Saturday, November 12, 2016

CHERRY / LEEDIAN
“Blue Three and Blue Two”
C120 (Blue Tapes)




Imagine for a second if Sub Pop records decided to bundle Green River’s Dry as a Bone EP with Soundgarden’s Screaming Life in one handy physical release, a “celebration,” if you will, of those heady early days before all the coke and hookers. That would be a pretty savvy album, two grunge classics in one package. Maybe on cassette – sure, this is Cassette Gods, let’s put it on cassette. Or consider those excellent grocery-store-DVD-bin double features – Bad Boys and Bad Boys II on one disc! – were those even legal? Anyway, the point is, Blue Tapes pulls off one of these double dips, and it barely reeks of any sort of cash grab or marketing ploy. Why, you ask, can a label from Surbiton, south of London but within the cozy confines of the M25, get away with such brazen tactics? A few reasons: 1) Blue Three and Blue Two, the original releases, ain’t so easy to come by; 2) Blue Three and Blue Two, the combined new catalog entry, exists only in an edition of 100 – I’m pretty sure the fatcats on Madison Avenue aren’t exactly rubbing their paws together with glee at the prospect of investing in a product that will likely see its royalties paid out in small change; 3) Cherry and Leedian aren’t household names (at least outside of their native Japan), so of course it makes sense to push them back out to the public if you really believe in them.  And Blue Tapes clearly does, still, even though three years passed between the label’s launch and this collection’s re-release in the summer of 2015. And you music listeners out there, you lovers of experimental electronics, should get in on the (admittedly reset) ground floor on this one.

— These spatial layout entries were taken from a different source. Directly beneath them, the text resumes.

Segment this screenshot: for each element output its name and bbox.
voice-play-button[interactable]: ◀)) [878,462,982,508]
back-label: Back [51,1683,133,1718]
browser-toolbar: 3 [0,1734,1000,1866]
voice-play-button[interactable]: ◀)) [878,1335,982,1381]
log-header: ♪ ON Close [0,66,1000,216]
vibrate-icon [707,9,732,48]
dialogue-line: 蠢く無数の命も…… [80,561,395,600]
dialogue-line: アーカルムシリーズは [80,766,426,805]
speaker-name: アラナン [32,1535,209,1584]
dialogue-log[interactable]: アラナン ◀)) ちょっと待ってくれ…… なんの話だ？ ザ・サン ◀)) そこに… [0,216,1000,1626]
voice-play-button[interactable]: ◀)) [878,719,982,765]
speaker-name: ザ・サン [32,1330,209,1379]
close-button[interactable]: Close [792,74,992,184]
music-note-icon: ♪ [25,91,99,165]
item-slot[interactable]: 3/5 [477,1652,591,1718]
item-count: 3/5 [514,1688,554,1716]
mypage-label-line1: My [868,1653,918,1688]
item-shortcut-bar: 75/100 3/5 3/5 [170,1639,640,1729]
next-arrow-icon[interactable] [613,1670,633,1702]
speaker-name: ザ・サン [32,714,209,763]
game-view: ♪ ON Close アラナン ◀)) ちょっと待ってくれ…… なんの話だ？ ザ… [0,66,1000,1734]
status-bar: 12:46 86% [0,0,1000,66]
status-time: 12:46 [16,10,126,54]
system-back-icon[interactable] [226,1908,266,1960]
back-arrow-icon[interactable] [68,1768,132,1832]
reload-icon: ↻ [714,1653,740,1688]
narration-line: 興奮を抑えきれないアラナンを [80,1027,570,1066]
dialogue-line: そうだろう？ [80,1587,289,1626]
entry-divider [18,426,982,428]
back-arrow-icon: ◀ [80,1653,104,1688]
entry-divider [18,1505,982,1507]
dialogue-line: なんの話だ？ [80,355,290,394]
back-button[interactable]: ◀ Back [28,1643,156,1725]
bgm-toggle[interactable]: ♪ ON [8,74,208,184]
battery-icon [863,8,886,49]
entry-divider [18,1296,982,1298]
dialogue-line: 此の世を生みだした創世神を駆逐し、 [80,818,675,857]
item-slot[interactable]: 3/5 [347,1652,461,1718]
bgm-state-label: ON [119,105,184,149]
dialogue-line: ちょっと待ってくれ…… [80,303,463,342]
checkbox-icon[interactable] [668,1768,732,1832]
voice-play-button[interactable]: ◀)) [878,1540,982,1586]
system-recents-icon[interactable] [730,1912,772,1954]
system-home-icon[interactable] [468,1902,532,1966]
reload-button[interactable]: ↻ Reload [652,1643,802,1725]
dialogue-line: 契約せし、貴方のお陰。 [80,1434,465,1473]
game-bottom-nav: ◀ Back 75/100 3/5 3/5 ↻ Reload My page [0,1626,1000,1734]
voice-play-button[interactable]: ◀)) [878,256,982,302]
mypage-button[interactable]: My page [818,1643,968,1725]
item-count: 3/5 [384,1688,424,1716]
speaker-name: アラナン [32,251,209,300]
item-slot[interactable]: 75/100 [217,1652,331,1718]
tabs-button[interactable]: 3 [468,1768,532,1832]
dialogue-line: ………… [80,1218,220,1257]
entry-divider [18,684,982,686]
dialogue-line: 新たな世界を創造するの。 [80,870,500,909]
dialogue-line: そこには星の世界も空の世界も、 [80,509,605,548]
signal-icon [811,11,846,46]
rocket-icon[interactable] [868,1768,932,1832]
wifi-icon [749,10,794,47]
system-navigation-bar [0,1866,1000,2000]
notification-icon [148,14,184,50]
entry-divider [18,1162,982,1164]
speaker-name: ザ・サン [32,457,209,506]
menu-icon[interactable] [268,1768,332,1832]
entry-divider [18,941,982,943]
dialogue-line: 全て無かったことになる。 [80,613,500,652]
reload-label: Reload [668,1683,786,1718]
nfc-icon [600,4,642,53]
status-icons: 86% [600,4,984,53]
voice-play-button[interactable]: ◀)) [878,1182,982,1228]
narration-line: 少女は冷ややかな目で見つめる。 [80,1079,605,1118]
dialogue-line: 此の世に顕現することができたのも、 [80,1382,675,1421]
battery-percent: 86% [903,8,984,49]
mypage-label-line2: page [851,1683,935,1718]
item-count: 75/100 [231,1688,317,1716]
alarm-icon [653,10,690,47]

These two digital (well, Cherry plays some guitar I guess) improvisers have recorded onto tape some incredibly exciting work here, Cherry with his long-form post-ambient/darkwave mood music and Leedian with a more glitched-out, chaotic set comprised of much shorter pieces. (Cherry opens the tape with the twenty-six-minute “1969,” while Leedian’s longest track clocks in at 3:30.) Blue Three and Blue Two is a marriage of likeminded weirdos who make total sense together, even though their output is decidedly different. It’s totally, 100 percent like if Nirvana’s Bleach and Beat Happening’s Dreamy got released together on the same catalog item, side A’s Bleach to B’s Dreamy. Or nothing like that at all.